Rules: 22 NYCRR 100.2; 100.2(A); 100.3(D)(1); Opinions 15-138/15-144/15-166; 15-119; 14-50; 13-146; 10-86; 10-64; 07-135.
Opinion:
The inquiring part-time town justice received an email from their co-judge’s election opponent, which included several screen shots of campaign-related social media posts and a campaign flyer. In the email, the election opponent accuses the co-judge of: (1) making, authorizing and/or approving “malicious personal attacks” in “libelous” social media posts, which allegedly endanger the election opponent’s personal safety; and (2) using an unauthorized courtroom photograph in campaign literature. The election opponent asks the inquiring judge to tell the co-judge to refrain from engaging in this and other allegedly improper conduct. Although the judge does not participate in the social media platform at issue and had no first-hand knowledge of the truth of these accusations, the judge nevertheless shared the election opponent’s email with a court administrator for advice about how to proceed. Thereafter, the judge replied to the co-judge’s election opponent to acknowledge receipt and explain that, as a sitting judge, they “could not respond or get involved any further on this matter.” The inquiring judge now asks if they have an ethical obligation to report the co-judge or take any other action.
A judge must always avoid even the appearance of impropriety (see 22 NYCRR 100.2) and must always act to promote public confidence in the judiciary’s integrity and impartiality (see 22 NYCRR 100.2[A]). Thus, if a judge receives information indicating a “substantial likelihood” that another judge has committed a “substantial violation” of the Rules Governing Judicial Conduct, the judge must take “appropriate action” (22 NYCRR 100.3[D][1]).
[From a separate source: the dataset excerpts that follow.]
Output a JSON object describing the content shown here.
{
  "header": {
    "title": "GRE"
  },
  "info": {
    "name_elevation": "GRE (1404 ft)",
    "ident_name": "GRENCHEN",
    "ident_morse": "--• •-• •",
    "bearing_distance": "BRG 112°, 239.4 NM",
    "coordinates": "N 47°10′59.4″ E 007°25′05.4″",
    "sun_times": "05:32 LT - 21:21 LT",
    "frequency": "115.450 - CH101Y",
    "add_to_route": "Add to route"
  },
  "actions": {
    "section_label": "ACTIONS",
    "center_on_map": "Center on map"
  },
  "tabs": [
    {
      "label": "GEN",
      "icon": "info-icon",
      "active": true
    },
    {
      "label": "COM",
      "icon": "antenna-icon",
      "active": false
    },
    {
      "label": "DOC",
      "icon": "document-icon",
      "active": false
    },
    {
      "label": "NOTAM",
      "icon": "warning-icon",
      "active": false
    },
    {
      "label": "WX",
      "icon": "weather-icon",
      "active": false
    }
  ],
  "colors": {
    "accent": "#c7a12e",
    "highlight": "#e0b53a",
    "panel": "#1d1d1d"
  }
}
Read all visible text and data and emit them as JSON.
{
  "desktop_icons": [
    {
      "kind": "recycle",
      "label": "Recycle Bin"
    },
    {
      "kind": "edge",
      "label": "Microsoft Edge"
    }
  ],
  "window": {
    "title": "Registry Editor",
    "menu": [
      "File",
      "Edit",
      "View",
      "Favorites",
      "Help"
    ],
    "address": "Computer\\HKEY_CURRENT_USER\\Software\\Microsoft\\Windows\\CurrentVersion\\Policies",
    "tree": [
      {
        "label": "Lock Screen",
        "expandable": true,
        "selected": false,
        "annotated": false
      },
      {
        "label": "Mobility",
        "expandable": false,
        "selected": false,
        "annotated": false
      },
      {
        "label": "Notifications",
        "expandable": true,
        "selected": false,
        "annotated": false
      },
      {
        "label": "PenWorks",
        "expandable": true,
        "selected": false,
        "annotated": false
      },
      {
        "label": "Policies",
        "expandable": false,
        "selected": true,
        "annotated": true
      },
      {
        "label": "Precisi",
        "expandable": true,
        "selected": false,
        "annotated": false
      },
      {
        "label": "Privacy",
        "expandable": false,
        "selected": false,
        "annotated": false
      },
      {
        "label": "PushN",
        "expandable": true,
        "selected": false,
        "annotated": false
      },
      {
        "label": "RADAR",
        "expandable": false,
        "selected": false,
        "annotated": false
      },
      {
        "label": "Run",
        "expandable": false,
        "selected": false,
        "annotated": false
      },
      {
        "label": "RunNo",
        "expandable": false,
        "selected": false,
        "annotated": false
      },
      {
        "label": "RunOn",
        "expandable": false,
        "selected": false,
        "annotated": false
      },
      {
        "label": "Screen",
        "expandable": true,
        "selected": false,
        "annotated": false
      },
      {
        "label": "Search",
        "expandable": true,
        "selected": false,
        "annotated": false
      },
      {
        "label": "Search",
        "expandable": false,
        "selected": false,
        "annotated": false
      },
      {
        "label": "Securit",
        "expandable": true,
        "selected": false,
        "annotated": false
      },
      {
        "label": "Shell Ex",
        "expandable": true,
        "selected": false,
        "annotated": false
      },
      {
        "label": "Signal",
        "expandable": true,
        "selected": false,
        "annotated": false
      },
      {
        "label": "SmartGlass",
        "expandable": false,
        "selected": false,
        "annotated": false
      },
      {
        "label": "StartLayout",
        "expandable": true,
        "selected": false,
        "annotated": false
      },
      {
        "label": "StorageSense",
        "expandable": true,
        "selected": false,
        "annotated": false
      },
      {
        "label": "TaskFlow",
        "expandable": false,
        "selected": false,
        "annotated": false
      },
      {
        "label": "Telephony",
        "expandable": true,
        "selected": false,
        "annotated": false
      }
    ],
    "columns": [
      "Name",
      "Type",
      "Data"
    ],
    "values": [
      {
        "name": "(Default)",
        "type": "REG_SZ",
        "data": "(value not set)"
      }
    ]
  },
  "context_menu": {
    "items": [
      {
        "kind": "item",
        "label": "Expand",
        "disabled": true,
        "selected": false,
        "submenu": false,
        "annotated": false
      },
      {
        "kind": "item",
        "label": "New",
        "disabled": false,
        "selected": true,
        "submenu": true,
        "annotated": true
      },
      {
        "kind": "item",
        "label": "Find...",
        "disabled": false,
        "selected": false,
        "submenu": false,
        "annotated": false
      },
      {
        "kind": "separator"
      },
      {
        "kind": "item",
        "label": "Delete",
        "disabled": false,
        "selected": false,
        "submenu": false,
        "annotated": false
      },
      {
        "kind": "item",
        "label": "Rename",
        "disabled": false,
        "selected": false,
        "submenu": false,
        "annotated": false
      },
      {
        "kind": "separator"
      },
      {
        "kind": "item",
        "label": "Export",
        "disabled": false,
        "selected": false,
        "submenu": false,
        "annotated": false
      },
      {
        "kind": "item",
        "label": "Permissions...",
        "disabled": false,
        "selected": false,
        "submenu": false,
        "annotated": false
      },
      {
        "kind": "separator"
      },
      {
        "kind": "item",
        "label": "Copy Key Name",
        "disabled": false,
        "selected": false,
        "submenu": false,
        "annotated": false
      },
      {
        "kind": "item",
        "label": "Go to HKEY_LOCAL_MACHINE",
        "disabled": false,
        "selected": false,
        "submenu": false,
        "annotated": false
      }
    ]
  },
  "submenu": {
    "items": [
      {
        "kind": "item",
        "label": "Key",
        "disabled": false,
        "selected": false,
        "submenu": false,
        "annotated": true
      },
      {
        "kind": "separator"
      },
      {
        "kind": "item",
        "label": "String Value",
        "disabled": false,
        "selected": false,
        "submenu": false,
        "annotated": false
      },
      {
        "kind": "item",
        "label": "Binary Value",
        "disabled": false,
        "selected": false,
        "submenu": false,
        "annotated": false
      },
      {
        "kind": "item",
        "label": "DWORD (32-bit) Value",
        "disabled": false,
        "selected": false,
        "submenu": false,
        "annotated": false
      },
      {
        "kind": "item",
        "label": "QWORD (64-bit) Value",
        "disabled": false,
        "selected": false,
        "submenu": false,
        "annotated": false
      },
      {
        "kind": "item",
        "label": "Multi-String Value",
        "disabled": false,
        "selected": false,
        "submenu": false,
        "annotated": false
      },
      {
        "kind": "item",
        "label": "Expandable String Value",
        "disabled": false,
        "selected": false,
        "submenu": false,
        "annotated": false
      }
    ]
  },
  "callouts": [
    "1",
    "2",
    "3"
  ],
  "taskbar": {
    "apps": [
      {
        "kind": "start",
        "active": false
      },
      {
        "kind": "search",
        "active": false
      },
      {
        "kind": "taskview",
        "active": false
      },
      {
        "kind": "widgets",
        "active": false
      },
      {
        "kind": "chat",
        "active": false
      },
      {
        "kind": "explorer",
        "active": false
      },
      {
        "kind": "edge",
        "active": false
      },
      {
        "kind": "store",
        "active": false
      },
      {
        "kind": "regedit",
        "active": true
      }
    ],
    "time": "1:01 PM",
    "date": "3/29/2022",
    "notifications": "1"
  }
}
A judge is not required to conduct an investigation of alleged misconduct and, therefore, may discharge their disciplinary responsibilities based only on facts already known to the judge without further inquiry (see e.g. Opinion 15-119). Moreover, we have advised that a judge who has first-hand knowledge of all the facts and persons involved in a particular situation is ordinarily in the best position to “evaluate and assess all relevant, known circumstances, including the reliability of the information known to the judge” (Opinion 15-138/15-144/15-166). This general principle “must apply with particular force” where, as here, the inquirer is “not [a] supervising or administrative judge[]” and has “no direct personal knowledge whatsoever concerning the underlying allegations,” but instead has “merely heard [a] second- or third-hand report[] concerning conduct that did not arise in connection with a proceeding before” them (id.). Indeed, we noted a judge has “especially wide discretion” in such circumstances (id.)
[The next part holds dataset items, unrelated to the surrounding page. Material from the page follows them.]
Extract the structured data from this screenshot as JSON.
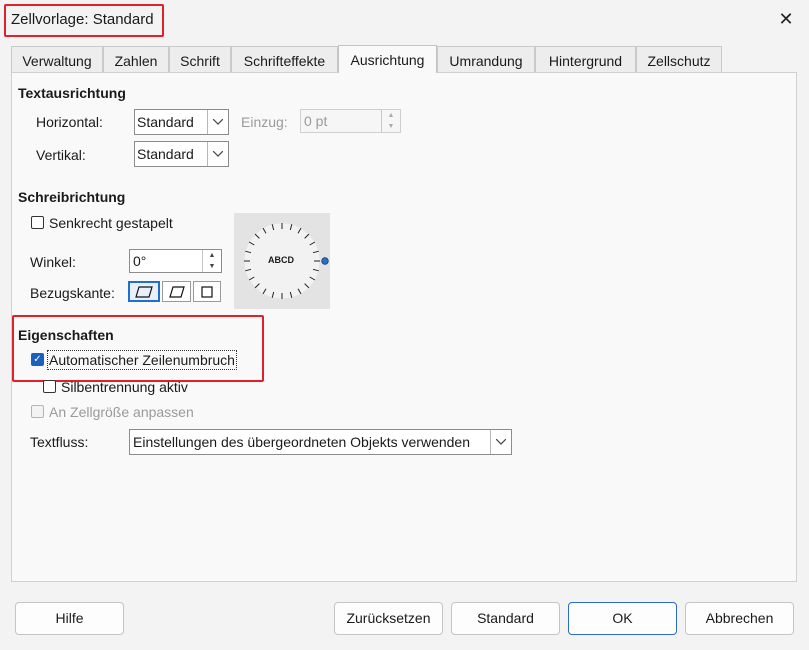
{
  "window": {
    "title": "Zellvorlage: Standard",
    "close_icon": "close-icon"
  },
  "tabs": [
    {
      "label": "Verwaltung"
    },
    {
      "label": "Zahlen"
    },
    {
      "label": "Schrift"
    },
    {
      "label": "Schrifteffekte"
    },
    {
      "label": "Ausrichtung",
      "active": true
    },
    {
      "label": "Umrandung"
    },
    {
      "label": "Hintergrund"
    },
    {
      "label": "Zellschutz"
    }
  ],
  "textausrichtung": {
    "heading": "Textausrichtung",
    "horizontal_label": "Horizontal:",
    "horizontal_value": "Standard",
    "einzug_label": "Einzug:",
    "einzug_value": "0 pt",
    "vertikal_label": "Vertikal:",
    "vertikal_value": "Standard"
  },
  "schreibrichtung": {
    "heading": "Schreibrichtung",
    "senkrecht_label": "Senkrecht gestapelt",
    "winkel_label": "Winkel:",
    "winkel_value": "0°",
    "bezugskante_label": "Bezugskante:",
    "dial_text": "ABCD"
  },
  "eigenschaften": {
    "heading": "Eigenschaften",
    "zeilenumbruch_label": "Automatischer Zeilenumbruch",
    "silben_label": "Silbentrennung aktiv",
    "zellgroesse_label": "An Zellgröße anpassen",
    "textfluss_label": "Textfluss:",
    "textfluss_value": "Einstellungen des übergeordneten Objekts verwenden"
  },
  "buttons": {
    "hilfe": "Hilfe",
    "zuruecksetzen": "Zurücksetzen",
    "standard": "Standard",
    "ok": "OK",
    "abbrechen": "Abbrechen"
  },
  "colors": {
    "highlight": "#e0202a",
    "accent": "#1d5fbd"
  }
}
In some instances, the facts described in an inquiry make clear the inquiring judge lacks sufficient information to meet the initial “substantial likelihood” threshold (see e.g. Opinions 14-50 [judge “does not have information indicating a substantial likelihood of any wrongdoing by the named individuals”]; 10-86 [judge who believes charges in criminal complaint against lawyer would, if proven, constitute a substantial violation is not required to take any disciplinary action unless the judge also concludes there is a substantial likelihood that the charges are true]; 10-64 [judge “does not know the substance of the alleged false statements or that the attorney’s allegation is true”]). Absent first-hand information or credible information from a reliable source of a “substantial likelihood” of a violation of the Rules, the first prong of the test is not satisfied and thus, the obligation to take “appropriate action” is not triggered.
On the facts presented, the inquiring judge has no apparent basis to draw any conclusion as to whether the allegedly “libelous” statements are true or false, made in malice or good faith, or likely to endanger anyone’s personal safety. Indeed, screen shots forwarded by a co-judge’s election opponent do not even establish reliable first-hand knowledge of the contents or authors of the posts. Nor does the inquiring judge know if the courtroom photograph falls within an established exception (see e.g. Opinion 07-135 [permitting use of published news photographs taken in the courtroom during a public trial]). As the inquiring judge lacks any first-hand knowledge of any misconduct, we conclude the judge is under no obligation to take any action, including that requested by the election opponent.